COLLECTIVITÉ — PERSONNE — IMPERSONNEL
DROIT — JUSTICE


« Vous ne m’intéressez pas. » C’est là une parole qu’un homme ne peut pas adresser à un homme sans commettre une cruauté et blesser la justice.

« Votre personne ne m’intéresse pas. » Cette parole peut avoir place dans une conversation affectueuse entre amis proches sans blesser ce qu’il y a de plus délicatement ombrageux dans l’amitié.

De même on dira sans s’abaisser : « Ma personne ne compte pas », mais non pas : « Je ne compte pas. »

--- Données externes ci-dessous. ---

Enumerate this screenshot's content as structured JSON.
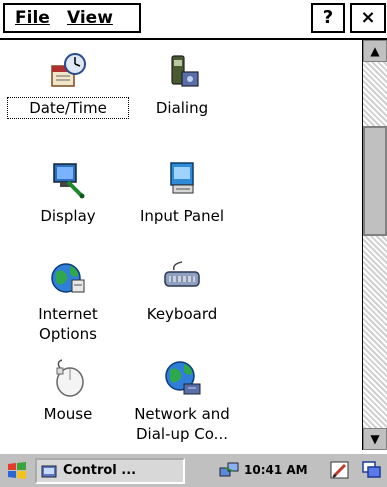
{
  "menubar": {
    "file_label": "File",
    "view_label": "View",
    "help_label": "?",
    "close_label": "×"
  },
  "items": [
    {
      "label": "Date/Time",
      "icon": "datetime-icon"
    },
    {
      "label": "Dialing",
      "icon": "dialing-icon"
    },
    {
      "label": "Display",
      "icon": "display-icon"
    },
    {
      "label": "Input Panel",
      "icon": "input-panel-icon"
    },
    {
      "label": "Internet Options",
      "icon": "internet-options-icon"
    },
    {
      "label": "Keyboard",
      "icon": "keyboard-icon"
    },
    {
      "label": "Mouse",
      "icon": "mouse-icon"
    },
    {
      "label": "Network and Dial-up Co...",
      "icon": "network-icon"
    }
  ],
  "scrollbar": {
    "up_glyph": "▲",
    "down_glyph": "▼"
  },
  "taskbar": {
    "task_label": "Control ...",
    "clock": "10:41 AM"
  }
}
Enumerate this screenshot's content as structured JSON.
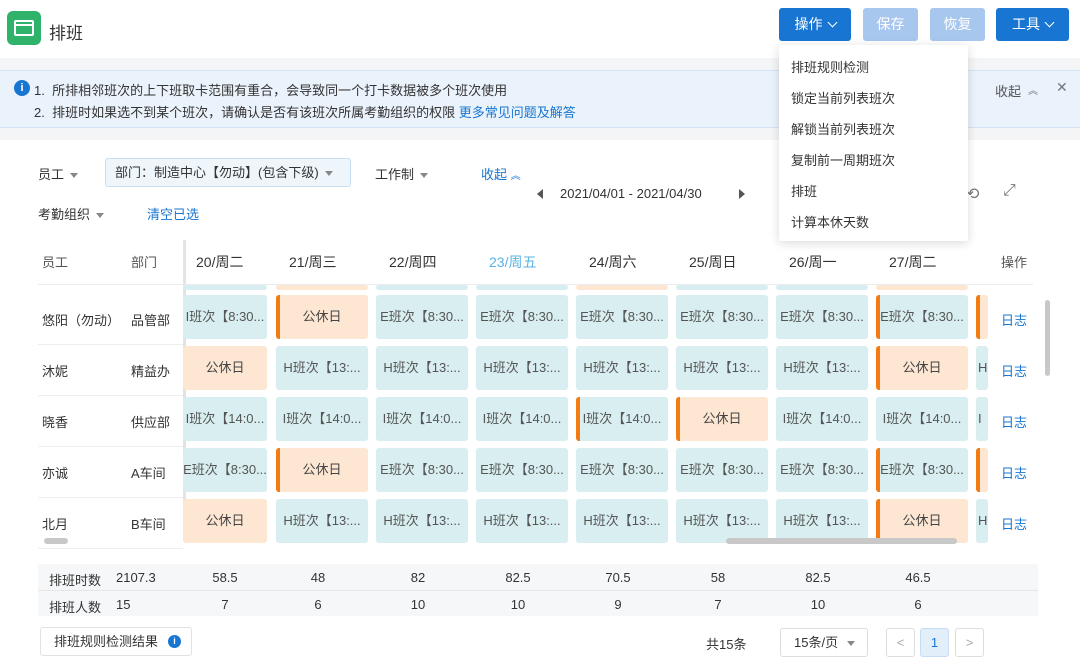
{
  "app": {
    "title": "排班"
  },
  "toolbar": {
    "operate": "操作",
    "save": "保存",
    "restore": "恢复",
    "tools": "工具"
  },
  "notice": {
    "line1_index": "1.",
    "line1": "所排相邻班次的上下班取卡范围有重合，会导致同一个打卡数据被多个班次使用",
    "line2_index": "2.",
    "line2": "排班时如果选不到某个班次，请确认是否有该班次所属考勤组织的权限",
    "faq_link": "更多常见问题及解答",
    "collapse": "收起"
  },
  "menu": {
    "items": [
      "排班规则检测",
      "锁定当前列表班次",
      "解锁当前列表班次",
      "复制前一周期班次",
      "排班",
      "计算本休天数"
    ]
  },
  "filters": {
    "employee": "员工",
    "department": "部门：制造中心【勿动】(包含下级)",
    "work_system": "工作制",
    "collapse": "收起",
    "attendance_org": "考勤组织",
    "clear": "清空已选",
    "date_range": "2021/04/01 - 2021/04/30"
  },
  "table": {
    "col_employee": "员工",
    "col_department": "部门",
    "col_action": "操作",
    "days": [
      "20/周二",
      "21/周三",
      "22/周四",
      "23/周五",
      "24/周六",
      "25/周日",
      "26/周一",
      "27/周二"
    ],
    "today_index": 3,
    "log_label": "日志",
    "rows": [
      {
        "name": "悠阳（勿动）",
        "dept": "品管部",
        "cells": [
          {
            "t": "I班次【8:30...",
            "k": "work",
            "m": false
          },
          {
            "t": "公休日",
            "k": "rest",
            "m": true
          },
          {
            "t": "E班次【8:30...",
            "k": "work",
            "m": false
          },
          {
            "t": "E班次【8:30...",
            "k": "work",
            "m": false
          },
          {
            "t": "E班次【8:30...",
            "k": "work",
            "m": false
          },
          {
            "t": "E班次【8:30...",
            "k": "work",
            "m": false
          },
          {
            "t": "E班次【8:30...",
            "k": "work",
            "m": false
          },
          {
            "t": "E班次【8:30...",
            "k": "work",
            "m": true
          }
        ],
        "edge": {
          "k": "rest",
          "m": true
        }
      },
      {
        "name": "沐妮",
        "dept": "精益办",
        "cells": [
          {
            "t": "公休日",
            "k": "rest",
            "m": false
          },
          {
            "t": "H班次【13:...",
            "k": "work",
            "m": false
          },
          {
            "t": "H班次【13:...",
            "k": "work",
            "m": false
          },
          {
            "t": "H班次【13:...",
            "k": "work",
            "m": false
          },
          {
            "t": "H班次【13:...",
            "k": "work",
            "m": false
          },
          {
            "t": "H班次【13:...",
            "k": "work",
            "m": false
          },
          {
            "t": "H班次【13:...",
            "k": "work",
            "m": false
          },
          {
            "t": "公休日",
            "k": "rest",
            "m": true
          }
        ],
        "edge": {
          "t": "H",
          "k": "work",
          "m": false
        }
      },
      {
        "name": "晓香",
        "dept": "供应部",
        "cells": [
          {
            "t": "I班次【14:0...",
            "k": "work",
            "m": false
          },
          {
            "t": "I班次【14:0...",
            "k": "work",
            "m": false
          },
          {
            "t": "I班次【14:0...",
            "k": "work",
            "m": false
          },
          {
            "t": "I班次【14:0...",
            "k": "work",
            "m": false
          },
          {
            "t": "I班次【14:0...",
            "k": "work",
            "m": true
          },
          {
            "t": "公休日",
            "k": "rest",
            "m": true
          },
          {
            "t": "I班次【14:0...",
            "k": "work",
            "m": false
          },
          {
            "t": "I班次【14:0...",
            "k": "work",
            "m": false
          }
        ],
        "edge": {
          "t": "I",
          "k": "work",
          "m": false
        }
      },
      {
        "name": "亦诚",
        "dept": "A车间",
        "cells": [
          {
            "t": "E班次【8:30...",
            "k": "work",
            "m": false
          },
          {
            "t": "公休日",
            "k": "rest",
            "m": true
          },
          {
            "t": "E班次【8:30...",
            "k": "work",
            "m": false
          },
          {
            "t": "E班次【8:30...",
            "k": "work",
            "m": false
          },
          {
            "t": "E班次【8:30...",
            "k": "work",
            "m": false
          },
          {
            "t": "E班次【8:30...",
            "k": "work",
            "m": false
          },
          {
            "t": "E班次【8:30...",
            "k": "work",
            "m": false
          },
          {
            "t": "E班次【8:30...",
            "k": "work",
            "m": true
          }
        ],
        "edge": {
          "k": "rest",
          "m": true
        }
      },
      {
        "name": "北月",
        "dept": "B车间",
        "cells": [
          {
            "t": "公休日",
            "k": "rest",
            "m": false
          },
          {
            "t": "H班次【13:...",
            "k": "work",
            "m": false
          },
          {
            "t": "H班次【13:...",
            "k": "work",
            "m": false
          },
          {
            "t": "H班次【13:...",
            "k": "work",
            "m": false
          },
          {
            "t": "H班次【13:...",
            "k": "work",
            "m": false
          },
          {
            "t": "H班次【13:...",
            "k": "work",
            "m": false
          },
          {
            "t": "H班次【13:...",
            "k": "work",
            "m": false
          },
          {
            "t": "公休日",
            "k": "rest",
            "m": true
          }
        ],
        "edge": {
          "t": "H",
          "k": "work",
          "m": false
        }
      }
    ]
  },
  "summary": {
    "hours_label": "排班时数",
    "hours_total": "2107.3",
    "hours": [
      "58.5",
      "48",
      "82",
      "82.5",
      "70.5",
      "58",
      "82.5",
      "46.5"
    ],
    "count_label": "排班人数",
    "count_total": "15",
    "counts": [
      "7",
      "6",
      "10",
      "10",
      "9",
      "7",
      "10",
      "6"
    ]
  },
  "footer": {
    "check_result": "排班规则检测结果",
    "total": "共15条",
    "page_size": "15条/页",
    "prev": "<",
    "page": "1",
    "next": ">"
  },
  "colors": {
    "primary": "#1876d2",
    "work_cell": "#d8eef0",
    "rest_cell": "#fde6d2",
    "lock_mark": "#f27b13"
  }
}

C’est la preuve que le vocabulaire du courant de pensée moderne dit personnaliste est erroné. Et en ce domaine, là où il y a une grave erreur de vocabulaire, il est difficile qu’il n’y ait pas une grave erreur de pensée.

Il y a dans chaque homme quelque chose de sacré. Mais ce n’est pas sa personne. Ce n’est pas non plus la personne humaine. C’est lui, cet homme, tout simplement.

Voilà un passant dans la rue qui a de longs bras, des yeux bleus, un esprit où passent des pensées que j’ignore, mais qui peut-être sont médiocres.